Depois da resposta da defesa, o processo poderá ser encaminhado à Procuradoria-Geral da República para manifestação. Moraes poderá ainda determinar novas diligências, solicitar informações ao PL ou enviar documentos à Justiça Eleitoral.
Uma eventual transferência ao regime fechado dependerá da conclusão de que Bolsonaro participou ou concordou com o vídeo e de que essa atuação representou uma violação suficientemente grave das condições da prisão domiciliar.
Até essa análise, permanecem em vigor as restrições atuais, incluindo a proibição de manifestações político-eleitorais e de divulgação de mensagens por intermédio de terceiros.
O episódio amplia a pressão judicial sobre a campanha de Flávio Bolsonaro poucos dias após sua oficialização como candidato.

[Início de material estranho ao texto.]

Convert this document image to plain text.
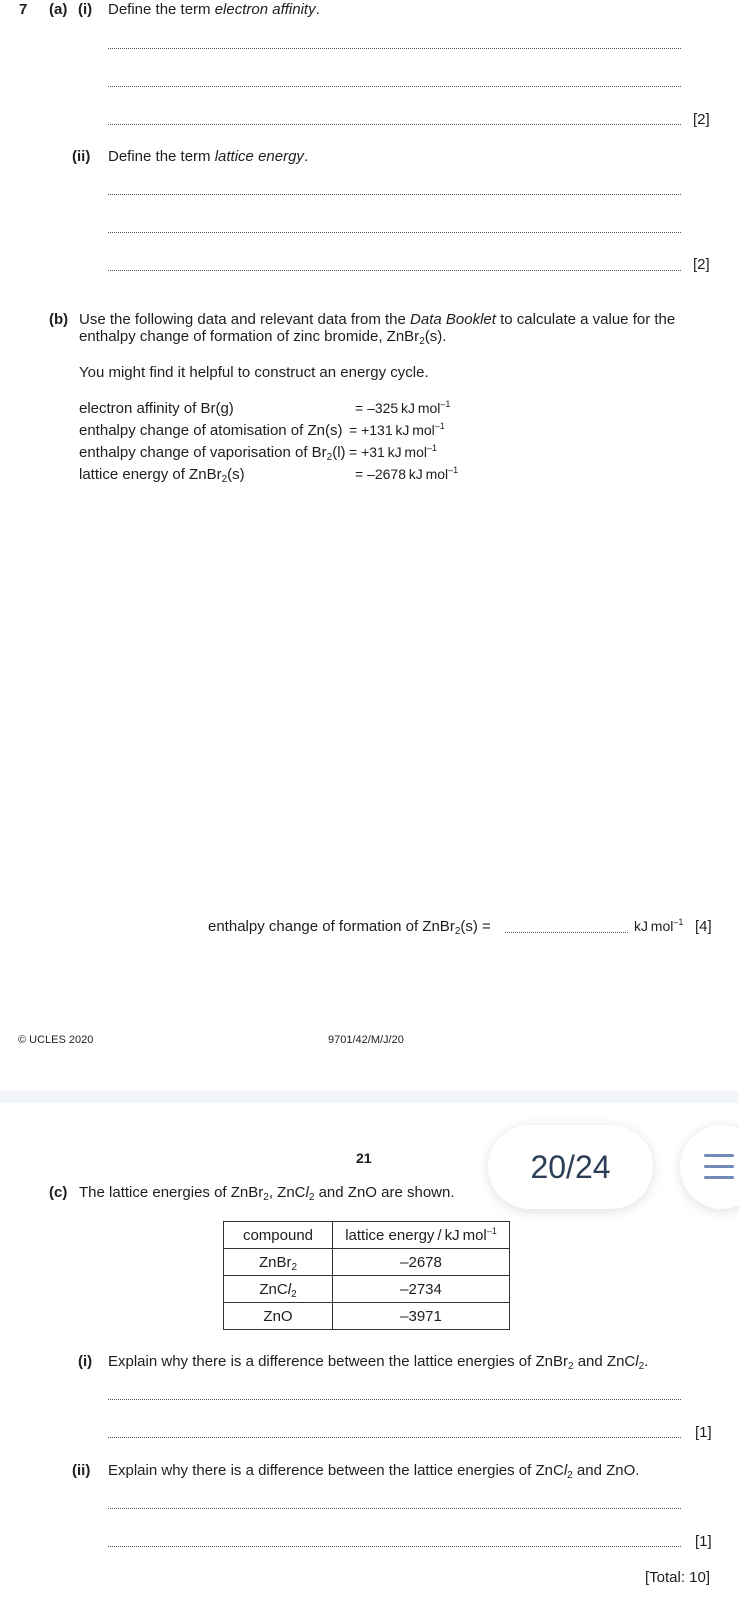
7 (a) (i) Define the term electron affinity.
[2]
(ii) Define the term lattice energy.
[2]
(b) Use the following data and relevant data from the Data Booklet to calculate a value for the
enthalpy change of formation of zinc bromide, ZnBr$_2$(s).
You might find it helpful to construct an energy cycle.
electron affinity of Br(g)	= –325 kJ mol$^{-1}$
enthalpy change of atomisation of Zn(s) = +131 kJ mol$^{-1}$
enthalpy change of vaporisation of $Br_2(l) = +31$ kJ mol$^{-1}$
lattice energy of ZnBr$_2$(s)	= –2678 kJ mol$^{-1}$
enthalpy change of formation of ZnBr$_2$(s) =	kJ mol$^{-1}$ [4]
© UCLES 2020	9701/42/M/J/20
20/24
21
(c) The lattice energies of ZnBr$_2$, ZnCl$_2$ and ZnO are shown.
compound	lattice energy / kJ mol$^{-1}$
ZnBr$_2$	–2678
ZnCl$_2$	–2734
ZnO	–3971
(i) Explain why there is a difference between the lattice energies of ZnBr$_2$ and ZnCl$_2$.
[1]
(ii) Explain why there is a difference between the lattice energies of ZnCl$_2$ and ZnO.
[1]
[Total: 10]
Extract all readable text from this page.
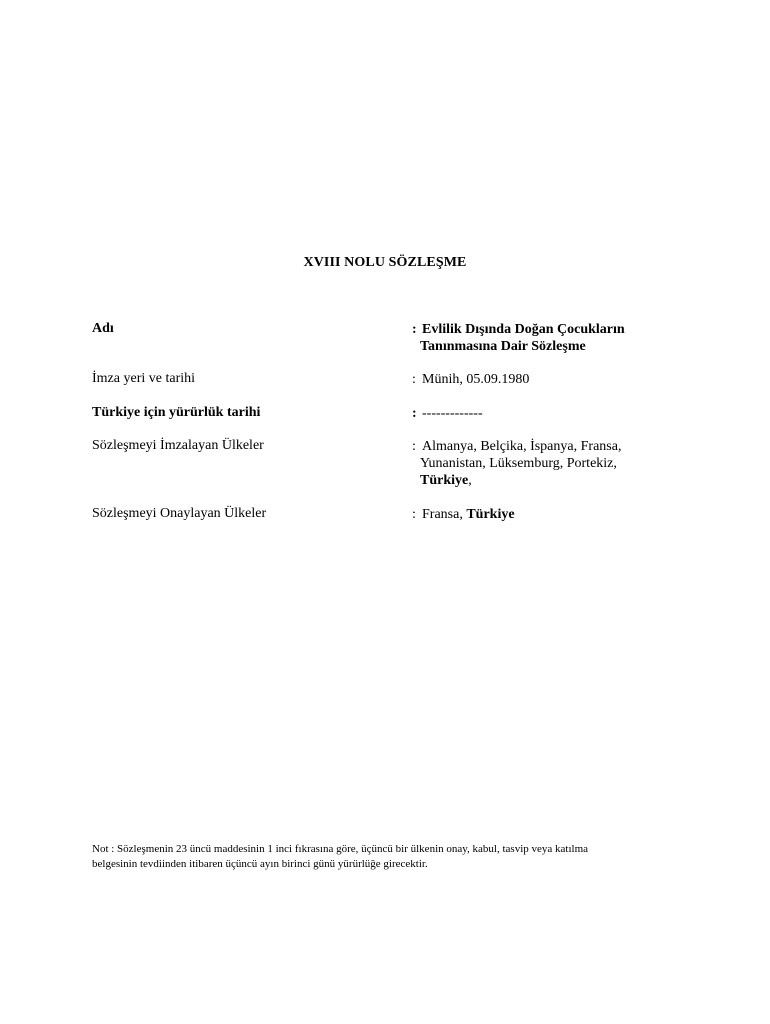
XVIII NOLU SÖZLEŞME
Adı	: Evlilik Dışında Doğan Çocukların
Tanınmasına Dair Sözleşme
İmza yeri ve tarihi	: Münih, 05.09.1980
Türkiye için yürürlük tarihi	: -------------
Sözleşmeyi İmzalayan Ülkeler	: Almanya, Belçika, İspanya, Fransa,
Yunanistan, Lüksemburg, Portekiz,
Türkiye,
Sözleşmeyi Onaylayan Ülkeler	: Fransa, Türkiye
Not : Sözleşmenin 23 üncü maddesinin 1 inci fıkrasına göre, üçüncü bir ülkenin onay, kabul, tasvip veya katılma
belgesinin tevdiinden itibaren üçüncü ayın birinci günü yürürlüğe girecektir.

Ao mesmo tempo, transforma a convenção partidária em um dos primeiros grandes testes das regras brasileiras para inteligência artificial nas eleições de 2026.
Fontes:
- Processo de execução penal no STF — decisões anteriores estabeleceram a proibição de manifestações político-eleitorais, inclusive por terceiros, e advertiram sobre a possibilidade de revisão da prisão domiciliar.
- Tribunal Superior Eleitoral — Resolução nº 23.610, com as regras sobre conteúdo sintético, inteligência artificial e deepfakes na propaganda eleitoral.
- Tribunal Superior Eleitoral — Resolução nº 23.755, que atualizou as normas para utilização de conteúdo produzido ou alterado por inteligência artificial nas eleições de 2026.